Und was lässt sich, abgesehen von den wertvollen Inhaltsstoffen, daraus zubereiten? Oder anders gefragt: Wie schmeckt’s? Die Antworten darauf sind wohl ebenso vielfältig wie der Kreativität kaum Grenzen gesetzt. In der asiatischen Küche ist allein das Sojaprodukt Tofu seit Jahrtausenden ein unverzichtbares Grundnahrungsmittel, das in den verschiedensten Gerichten von der Suppe bis zum Dessert eingesetzt wird. Ähnliches gilt auch für Sojasaucen und -drinks. Aber auch bei uns beginnen sich immer mehr Köchinnen und Köche intensiv mit Tofu & Co auseinanderzusetzen, nicht zuletzt, da heimische Betriebe das Produkt auch in herausragender Qualität liefern. (Siehe dazu auch die Story „Tofu? Trau dich doch!“, Seite 12, über unseren slow kocht-Genussworkshop.)

Die Vielfalt beginnt bereits bei der Herstellung: Beim Tofu unterscheidet man je nach Festigkeit den sehr weichen Seidentofu, den etwas festeren Baumwolltofu und schnittfesten Tofu. Und je nach Einsatzgebiet in der Küche eignet sich das eine oder andere Produkt besser. So ist etwa festerer Tofu ideal, um ihn zu Burger-Laibchen oder Bällchen zu verarbeiten.

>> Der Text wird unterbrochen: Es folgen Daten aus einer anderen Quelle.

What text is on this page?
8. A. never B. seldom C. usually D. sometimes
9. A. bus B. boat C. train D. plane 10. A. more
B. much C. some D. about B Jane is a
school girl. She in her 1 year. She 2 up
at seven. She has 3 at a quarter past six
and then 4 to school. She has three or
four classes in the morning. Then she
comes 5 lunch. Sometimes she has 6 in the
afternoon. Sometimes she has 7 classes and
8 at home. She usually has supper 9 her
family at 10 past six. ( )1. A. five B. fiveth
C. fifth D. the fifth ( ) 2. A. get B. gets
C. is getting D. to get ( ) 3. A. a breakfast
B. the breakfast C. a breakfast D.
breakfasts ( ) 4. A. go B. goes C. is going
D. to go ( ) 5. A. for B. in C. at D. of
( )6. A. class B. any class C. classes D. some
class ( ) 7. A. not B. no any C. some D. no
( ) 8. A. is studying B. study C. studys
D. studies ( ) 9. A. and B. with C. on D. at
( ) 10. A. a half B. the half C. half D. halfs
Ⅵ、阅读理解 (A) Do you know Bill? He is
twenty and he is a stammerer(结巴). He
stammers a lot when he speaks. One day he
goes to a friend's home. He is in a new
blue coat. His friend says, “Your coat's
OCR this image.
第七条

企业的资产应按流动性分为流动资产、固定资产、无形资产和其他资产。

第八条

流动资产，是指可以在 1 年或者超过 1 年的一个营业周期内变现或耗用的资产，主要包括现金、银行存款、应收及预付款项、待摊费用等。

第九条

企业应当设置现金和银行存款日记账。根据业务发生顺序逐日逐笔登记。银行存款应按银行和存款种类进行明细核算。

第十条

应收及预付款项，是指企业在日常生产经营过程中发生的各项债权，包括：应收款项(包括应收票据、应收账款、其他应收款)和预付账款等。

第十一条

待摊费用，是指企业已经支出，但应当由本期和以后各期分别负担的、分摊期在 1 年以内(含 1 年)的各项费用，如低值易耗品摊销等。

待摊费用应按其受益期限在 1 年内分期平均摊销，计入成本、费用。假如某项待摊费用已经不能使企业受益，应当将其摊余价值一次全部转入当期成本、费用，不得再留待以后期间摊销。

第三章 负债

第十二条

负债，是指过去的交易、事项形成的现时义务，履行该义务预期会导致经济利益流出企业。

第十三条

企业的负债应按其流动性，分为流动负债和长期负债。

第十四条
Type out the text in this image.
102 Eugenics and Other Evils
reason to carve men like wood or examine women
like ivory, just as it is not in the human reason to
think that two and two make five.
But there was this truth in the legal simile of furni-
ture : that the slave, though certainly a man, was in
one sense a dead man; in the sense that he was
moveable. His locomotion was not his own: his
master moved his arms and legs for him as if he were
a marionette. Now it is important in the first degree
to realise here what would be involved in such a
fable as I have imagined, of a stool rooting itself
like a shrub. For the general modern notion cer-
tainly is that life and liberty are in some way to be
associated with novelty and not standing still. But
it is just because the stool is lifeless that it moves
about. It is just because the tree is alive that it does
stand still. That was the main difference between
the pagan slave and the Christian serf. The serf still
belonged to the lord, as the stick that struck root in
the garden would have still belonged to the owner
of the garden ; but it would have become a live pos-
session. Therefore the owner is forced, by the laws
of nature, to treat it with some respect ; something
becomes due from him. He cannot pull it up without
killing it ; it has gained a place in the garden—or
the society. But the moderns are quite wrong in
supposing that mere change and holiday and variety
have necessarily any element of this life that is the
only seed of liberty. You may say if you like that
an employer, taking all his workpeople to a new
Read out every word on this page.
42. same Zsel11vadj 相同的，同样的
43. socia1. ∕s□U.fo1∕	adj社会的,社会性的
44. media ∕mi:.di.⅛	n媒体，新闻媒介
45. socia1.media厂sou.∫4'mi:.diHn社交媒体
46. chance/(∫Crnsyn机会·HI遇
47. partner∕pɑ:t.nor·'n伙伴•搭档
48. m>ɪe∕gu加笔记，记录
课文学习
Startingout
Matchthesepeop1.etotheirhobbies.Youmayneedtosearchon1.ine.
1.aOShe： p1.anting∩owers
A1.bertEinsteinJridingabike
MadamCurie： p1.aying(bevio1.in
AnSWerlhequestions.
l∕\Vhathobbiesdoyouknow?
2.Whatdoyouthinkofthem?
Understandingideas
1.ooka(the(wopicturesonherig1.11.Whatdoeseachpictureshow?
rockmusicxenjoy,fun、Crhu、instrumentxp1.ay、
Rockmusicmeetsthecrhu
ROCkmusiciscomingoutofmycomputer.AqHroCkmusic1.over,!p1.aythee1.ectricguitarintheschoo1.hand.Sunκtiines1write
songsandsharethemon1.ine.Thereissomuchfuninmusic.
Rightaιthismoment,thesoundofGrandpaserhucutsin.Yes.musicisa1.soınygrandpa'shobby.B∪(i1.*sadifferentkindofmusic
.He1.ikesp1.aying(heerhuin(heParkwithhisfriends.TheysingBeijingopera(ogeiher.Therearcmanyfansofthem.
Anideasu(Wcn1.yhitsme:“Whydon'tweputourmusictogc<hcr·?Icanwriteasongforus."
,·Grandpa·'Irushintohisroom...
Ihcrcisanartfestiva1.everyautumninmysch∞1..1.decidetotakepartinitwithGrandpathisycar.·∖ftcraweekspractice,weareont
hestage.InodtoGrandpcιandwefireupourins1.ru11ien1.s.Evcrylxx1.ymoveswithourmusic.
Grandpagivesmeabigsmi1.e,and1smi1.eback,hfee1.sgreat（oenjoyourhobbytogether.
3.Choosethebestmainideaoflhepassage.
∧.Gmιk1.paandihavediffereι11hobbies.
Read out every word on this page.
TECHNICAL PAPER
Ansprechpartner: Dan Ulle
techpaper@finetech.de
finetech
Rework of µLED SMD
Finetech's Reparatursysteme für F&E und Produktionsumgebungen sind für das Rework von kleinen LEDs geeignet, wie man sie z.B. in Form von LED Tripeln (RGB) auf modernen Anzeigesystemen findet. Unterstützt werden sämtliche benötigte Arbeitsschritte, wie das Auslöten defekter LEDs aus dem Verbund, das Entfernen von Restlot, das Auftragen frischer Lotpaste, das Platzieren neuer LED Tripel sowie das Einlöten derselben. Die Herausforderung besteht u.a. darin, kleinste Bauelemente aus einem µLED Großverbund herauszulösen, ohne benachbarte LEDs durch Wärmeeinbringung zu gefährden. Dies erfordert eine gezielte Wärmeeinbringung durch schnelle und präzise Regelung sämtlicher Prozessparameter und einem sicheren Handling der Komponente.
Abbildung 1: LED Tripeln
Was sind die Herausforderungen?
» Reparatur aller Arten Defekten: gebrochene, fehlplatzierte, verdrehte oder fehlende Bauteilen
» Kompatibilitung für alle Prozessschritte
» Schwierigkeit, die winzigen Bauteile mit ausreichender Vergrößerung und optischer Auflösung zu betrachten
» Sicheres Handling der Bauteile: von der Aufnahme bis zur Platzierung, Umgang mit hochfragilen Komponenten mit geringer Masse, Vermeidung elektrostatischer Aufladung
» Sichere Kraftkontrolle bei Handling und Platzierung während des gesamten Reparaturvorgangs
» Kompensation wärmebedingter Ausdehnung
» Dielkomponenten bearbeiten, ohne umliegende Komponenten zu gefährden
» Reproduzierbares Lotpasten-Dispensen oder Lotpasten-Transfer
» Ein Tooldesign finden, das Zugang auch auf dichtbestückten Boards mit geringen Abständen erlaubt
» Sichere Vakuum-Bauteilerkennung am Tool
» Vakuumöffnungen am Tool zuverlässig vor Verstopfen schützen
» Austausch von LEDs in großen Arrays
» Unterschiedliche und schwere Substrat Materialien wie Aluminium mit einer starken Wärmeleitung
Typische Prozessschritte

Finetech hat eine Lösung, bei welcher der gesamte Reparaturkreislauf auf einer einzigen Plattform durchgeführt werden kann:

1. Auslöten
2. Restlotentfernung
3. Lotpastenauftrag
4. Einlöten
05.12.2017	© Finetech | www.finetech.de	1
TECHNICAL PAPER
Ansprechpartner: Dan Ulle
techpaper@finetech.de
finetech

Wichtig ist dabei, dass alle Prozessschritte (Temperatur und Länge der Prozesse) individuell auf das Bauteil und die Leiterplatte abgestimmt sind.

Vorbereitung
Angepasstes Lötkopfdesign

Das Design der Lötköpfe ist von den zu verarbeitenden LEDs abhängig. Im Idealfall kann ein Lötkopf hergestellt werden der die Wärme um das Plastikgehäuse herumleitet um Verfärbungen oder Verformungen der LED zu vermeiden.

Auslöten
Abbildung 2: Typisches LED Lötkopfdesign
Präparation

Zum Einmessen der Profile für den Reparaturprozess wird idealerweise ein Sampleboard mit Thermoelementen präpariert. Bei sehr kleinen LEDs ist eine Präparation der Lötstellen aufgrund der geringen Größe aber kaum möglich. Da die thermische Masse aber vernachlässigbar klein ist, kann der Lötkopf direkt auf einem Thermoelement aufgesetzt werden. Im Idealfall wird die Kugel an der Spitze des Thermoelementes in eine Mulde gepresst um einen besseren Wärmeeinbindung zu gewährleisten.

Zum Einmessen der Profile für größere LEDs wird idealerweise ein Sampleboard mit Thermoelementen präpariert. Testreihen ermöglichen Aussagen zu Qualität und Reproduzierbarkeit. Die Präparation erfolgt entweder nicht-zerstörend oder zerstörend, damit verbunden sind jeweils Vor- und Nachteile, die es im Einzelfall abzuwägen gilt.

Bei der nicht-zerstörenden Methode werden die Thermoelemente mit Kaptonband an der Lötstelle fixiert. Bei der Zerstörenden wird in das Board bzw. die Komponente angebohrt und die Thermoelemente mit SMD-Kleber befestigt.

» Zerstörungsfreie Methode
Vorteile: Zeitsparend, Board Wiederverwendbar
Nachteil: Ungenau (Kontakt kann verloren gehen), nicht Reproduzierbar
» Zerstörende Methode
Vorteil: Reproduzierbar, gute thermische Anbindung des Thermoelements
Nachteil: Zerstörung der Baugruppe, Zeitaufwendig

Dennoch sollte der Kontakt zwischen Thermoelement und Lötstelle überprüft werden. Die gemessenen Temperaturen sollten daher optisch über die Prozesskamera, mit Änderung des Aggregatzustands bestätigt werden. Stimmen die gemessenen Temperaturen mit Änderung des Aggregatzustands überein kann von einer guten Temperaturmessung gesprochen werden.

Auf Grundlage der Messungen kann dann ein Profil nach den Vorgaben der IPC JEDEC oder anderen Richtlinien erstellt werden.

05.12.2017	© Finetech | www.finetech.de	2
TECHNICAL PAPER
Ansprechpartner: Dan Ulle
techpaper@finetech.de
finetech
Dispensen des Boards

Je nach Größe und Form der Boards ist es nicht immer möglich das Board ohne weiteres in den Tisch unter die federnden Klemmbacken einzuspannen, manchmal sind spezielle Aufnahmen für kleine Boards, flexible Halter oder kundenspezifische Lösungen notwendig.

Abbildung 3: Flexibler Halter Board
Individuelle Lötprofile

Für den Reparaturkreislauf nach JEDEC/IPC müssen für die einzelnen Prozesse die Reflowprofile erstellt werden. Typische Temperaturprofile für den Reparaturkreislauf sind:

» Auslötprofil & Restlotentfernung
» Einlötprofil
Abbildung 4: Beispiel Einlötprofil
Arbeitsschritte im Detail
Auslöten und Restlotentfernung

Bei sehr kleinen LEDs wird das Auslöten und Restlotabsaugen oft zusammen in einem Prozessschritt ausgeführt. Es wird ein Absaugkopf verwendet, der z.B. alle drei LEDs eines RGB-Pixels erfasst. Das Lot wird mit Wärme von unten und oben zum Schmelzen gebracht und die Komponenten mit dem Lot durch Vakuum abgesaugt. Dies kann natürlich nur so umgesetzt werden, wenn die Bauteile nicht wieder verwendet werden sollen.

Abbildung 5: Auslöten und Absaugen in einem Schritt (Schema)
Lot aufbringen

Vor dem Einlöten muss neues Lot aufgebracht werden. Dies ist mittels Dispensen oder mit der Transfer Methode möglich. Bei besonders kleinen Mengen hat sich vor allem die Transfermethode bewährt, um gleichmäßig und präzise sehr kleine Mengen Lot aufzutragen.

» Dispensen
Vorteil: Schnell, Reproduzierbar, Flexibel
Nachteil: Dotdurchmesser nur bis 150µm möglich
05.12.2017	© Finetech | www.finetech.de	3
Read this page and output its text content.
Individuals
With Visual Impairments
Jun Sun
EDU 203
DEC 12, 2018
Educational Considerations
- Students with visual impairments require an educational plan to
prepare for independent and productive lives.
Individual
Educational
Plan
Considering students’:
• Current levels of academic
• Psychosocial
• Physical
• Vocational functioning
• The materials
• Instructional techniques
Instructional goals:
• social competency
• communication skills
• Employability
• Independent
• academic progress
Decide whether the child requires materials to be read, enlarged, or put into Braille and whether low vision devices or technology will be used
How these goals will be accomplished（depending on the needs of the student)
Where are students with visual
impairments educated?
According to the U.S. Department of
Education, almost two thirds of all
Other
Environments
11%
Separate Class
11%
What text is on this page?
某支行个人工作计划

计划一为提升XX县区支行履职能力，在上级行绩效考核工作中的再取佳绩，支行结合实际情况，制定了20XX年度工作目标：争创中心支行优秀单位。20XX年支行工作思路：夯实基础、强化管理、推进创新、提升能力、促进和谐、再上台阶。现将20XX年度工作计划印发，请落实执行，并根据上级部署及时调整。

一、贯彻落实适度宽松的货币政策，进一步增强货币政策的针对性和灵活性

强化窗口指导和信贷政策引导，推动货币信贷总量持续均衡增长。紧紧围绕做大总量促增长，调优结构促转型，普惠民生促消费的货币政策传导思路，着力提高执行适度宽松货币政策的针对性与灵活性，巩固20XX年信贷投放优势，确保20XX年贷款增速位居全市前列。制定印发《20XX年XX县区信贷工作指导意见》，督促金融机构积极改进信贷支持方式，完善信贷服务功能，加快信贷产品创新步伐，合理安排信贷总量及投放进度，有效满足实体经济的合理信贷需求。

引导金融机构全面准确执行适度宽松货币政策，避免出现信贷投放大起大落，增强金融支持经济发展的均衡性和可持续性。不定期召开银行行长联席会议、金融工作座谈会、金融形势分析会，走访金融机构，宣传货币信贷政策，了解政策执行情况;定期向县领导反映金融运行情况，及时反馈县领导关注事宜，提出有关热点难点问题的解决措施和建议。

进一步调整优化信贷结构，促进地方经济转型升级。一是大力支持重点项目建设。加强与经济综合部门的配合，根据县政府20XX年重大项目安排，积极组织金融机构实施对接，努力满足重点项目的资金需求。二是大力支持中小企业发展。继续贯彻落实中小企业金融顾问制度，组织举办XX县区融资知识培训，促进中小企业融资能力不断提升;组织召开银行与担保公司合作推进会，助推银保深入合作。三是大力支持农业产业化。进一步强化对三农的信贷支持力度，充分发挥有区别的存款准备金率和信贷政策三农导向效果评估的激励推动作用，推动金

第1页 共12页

Der weiche Baumwolltofu wiederum nimmt Aromen sehr gut auf, etwa wenn man ihn in einer würzigen Sauce simmern lässt. Und ganz generell gilt wie bei allen genussvollen Experimenten: „Ausprobieren und schauen, was Spaß macht“, so Kochbuchautorin Elisabeth Fischer, die sich seit Jahrzehnten mit vegetarischer und veganer Küche beschäftigt und ebenfalls Vorstandsmitglied des Vereins Soja aus Österreich ist.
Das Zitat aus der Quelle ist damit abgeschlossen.